Similarly, I felt wronged when a university supervisor informed me point blank, one day, that I was on the “wrong side of History” for erring on the side of so-called Asian-style democracy, rather than agreeing with his fancifully liberal and privileged British abstractions about what a Southeast Asian utopia should look like (Whose history was I on the wrong side of? His?).

On a less subtle note, I also remember feeling mildly disturbed when a British friend once proclaimed, half tongue-in-cheek, that he could form a real friendship with me only because I was Singaporean, and therefore “just an English person with yellow skin on” (“Actually,” I told him, “I’m very yellow on the inside too.”).

As I see it, then, the logic of ‘race as fiction’ applies to some of us here at Oxford more than it does, or should do, to others. On the one hand, there is admittedly no doubt that it works well if you do count yourself as British at heart, like many of this year’s most vocal campaigners.
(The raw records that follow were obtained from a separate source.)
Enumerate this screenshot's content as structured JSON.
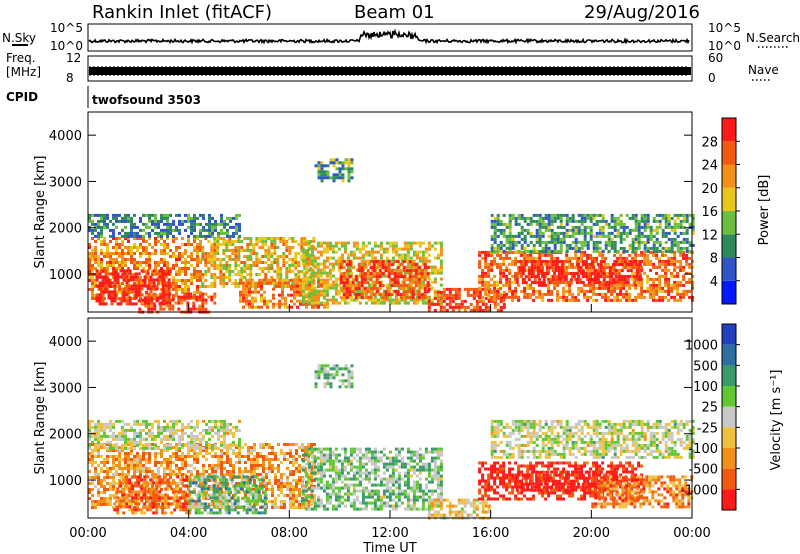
{
  "header": {
    "title": "Rankin Inlet (fitACF)",
    "beam": "Beam 01",
    "date": "29/Aug/2016"
  },
  "top_panels": {
    "nsky_label": "N.Sky",
    "nsky_ticks": [
      "10^5",
      "10^0"
    ],
    "nsearch_label": "N.Search",
    "nsearch_ticks": [
      "10^5",
      "10^0"
    ],
    "freq_label_1": "Freq.",
    "freq_label_2": "[MHz]",
    "freq_ticks": [
      "12",
      "8"
    ],
    "nave_label": "Nave",
    "nave_ticks": [
      "60",
      "0"
    ],
    "cpid_label": "CPID",
    "cpid_value": "twofsound 3503"
  },
  "chart_data": [
    {
      "type": "heatmap",
      "panel": "power",
      "ylabel": "Slant Range [km]",
      "y_ticks": [
        "1000",
        "2000",
        "3000",
        "4000"
      ],
      "ylim": [
        180,
        4500
      ],
      "colorbar_label": "Power [dB]",
      "colorbar_ticks": [
        "4",
        "8",
        "12",
        "16",
        "20",
        "24",
        "28"
      ],
      "colorbar_colors": [
        "#0019ff",
        "#2f55c8",
        "#2e8a5a",
        "#6bbf3c",
        "#e8c61a",
        "#f39018",
        "#f25a10",
        "#ff1a1a"
      ],
      "region_defs": [
        {
          "x0": 0.0,
          "x1": 4.5,
          "y0": 500,
          "y1": 1800,
          "level": 0.72
        },
        {
          "x0": 0.3,
          "x1": 3.2,
          "y0": 350,
          "y1": 1100,
          "level": 0.95
        },
        {
          "x0": 2.0,
          "x1": 5.0,
          "y0": 200,
          "y1": 600,
          "level": 0.85
        },
        {
          "x0": 4.5,
          "x1": 9.0,
          "y0": 700,
          "y1": 1800,
          "level": 0.6
        },
        {
          "x0": 6.0,
          "x1": 9.5,
          "y0": 300,
          "y1": 900,
          "level": 0.75
        },
        {
          "x0": 8.5,
          "x1": 14.0,
          "y0": 400,
          "y1": 1700,
          "level": 0.55
        },
        {
          "x0": 9.0,
          "x1": 10.5,
          "y0": 3000,
          "y1": 3500,
          "level": 0.35
        },
        {
          "x0": 10.0,
          "x1": 13.5,
          "y0": 500,
          "y1": 1300,
          "level": 0.85
        },
        {
          "x0": 13.5,
          "x1": 16.5,
          "y0": 200,
          "y1": 700,
          "level": 0.9
        },
        {
          "x0": 15.5,
          "x1": 24.0,
          "y0": 400,
          "y1": 1500,
          "level": 0.78
        },
        {
          "x0": 17.0,
          "x1": 22.0,
          "y0": 800,
          "y1": 1300,
          "level": 0.95
        },
        {
          "x0": 16.0,
          "x1": 24.0,
          "y0": 1500,
          "y1": 2300,
          "level": 0.35
        },
        {
          "x0": 0.0,
          "x1": 6.0,
          "y0": 1800,
          "y1": 2300,
          "level": 0.3
        }
      ]
    },
    {
      "type": "heatmap",
      "panel": "velocity",
      "ylabel": "Slant Range [km]",
      "y_ticks": [
        "1000",
        "2000",
        "3000",
        "4000"
      ],
      "ylim": [
        180,
        4500
      ],
      "xlabel": "Time UT",
      "x_ticks": [
        "00:00",
        "04:00",
        "08:00",
        "12:00",
        "16:00",
        "20:00",
        "00:00"
      ],
      "x_range_hours": [
        0,
        24
      ],
      "colorbar_label": "Velocity [m s⁻¹]",
      "colorbar_ticks": [
        "-1000",
        "-500",
        "-100",
        "-25",
        "25",
        "100",
        "500",
        "1000"
      ],
      "colorbar_colors": [
        "#ff1a1a",
        "#f25a10",
        "#f39018",
        "#f0c040",
        "#c8c8c8",
        "#62c832",
        "#3a9a6a",
        "#2f6ea0",
        "#2040c0"
      ],
      "region_defs": [
        {
          "x0": 0.0,
          "x1": 9.0,
          "y0": 400,
          "y1": 1800,
          "level": 0.3
        },
        {
          "x0": 1.0,
          "x1": 4.0,
          "y0": 300,
          "y1": 1100,
          "level": 0.2
        },
        {
          "x0": 4.0,
          "x1": 7.0,
          "y0": 300,
          "y1": 1100,
          "level": 0.65
        },
        {
          "x0": 8.5,
          "x1": 14.0,
          "y0": 400,
          "y1": 1700,
          "level": 0.6
        },
        {
          "x0": 9.0,
          "x1": 10.5,
          "y0": 3000,
          "y1": 3500,
          "level": 0.62
        },
        {
          "x0": 13.5,
          "x1": 16.0,
          "y0": 200,
          "y1": 600,
          "level": 0.42
        },
        {
          "x0": 15.5,
          "x1": 22.0,
          "y0": 600,
          "y1": 1400,
          "level": 0.05
        },
        {
          "x0": 17.0,
          "x1": 21.0,
          "y0": 800,
          "y1": 1200,
          "level": 0.0
        },
        {
          "x0": 20.0,
          "x1": 24.0,
          "y0": 400,
          "y1": 1100,
          "level": 0.25
        },
        {
          "x0": 16.0,
          "x1": 24.0,
          "y0": 1500,
          "y1": 2300,
          "level": 0.5
        },
        {
          "x0": 0.0,
          "x1": 6.0,
          "y0": 1700,
          "y1": 2300,
          "level": 0.5
        }
      ]
    }
  ]
}
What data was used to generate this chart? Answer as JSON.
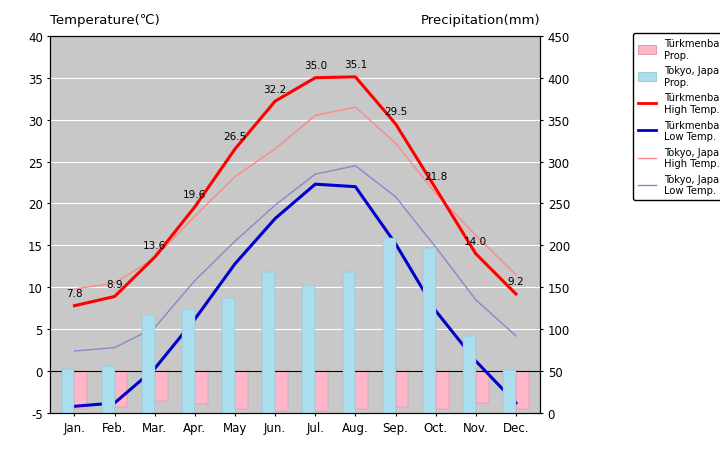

There’s also a certain amount of truth in its foundational premise that race does not make a person — I am well aware that my ethnicity is not the sum of my personality, and I feel a little slighted whenever people assume straight off the bat that I read physics or do kung fu.

But on the other hand, it is perhaps worth asking ourselves just how far this attitude can be applied to the entirety of the international student community since, in many cases, race does signify a whole plethora of genuine cultural differences for them.

How far can you treat everyone like they are the same, before coming across as disrespectful in your refusal to acknowledge genuine points of uniqueness rooted in ethnicity, and the expression of this through performative social beliefs? What is this ‘same’ that we’re all meant secretly to be, anyway; is it shorthand for ‘culturally British’?

And what if, horror of horrors, the very skin colour you want to brush aside turns out to be the best route to approaching someone who does not identify with your culture, and wants people to take a more active interest in his own?

In Oxford, of all places, the legitimisation of ethnocultural differences ought to be the basis from which genuine cross-cultural understanding can develop. I, for one, feel that if my skin makes me seem culturally distinct from the average British person, then it is only doing a good job of telling the truth.

I am different on the inside, and would much rather have this fact cast out into the open and be treated positively as the Other that I am, rather than as the standardised, generically British person whom people would prefer me to be.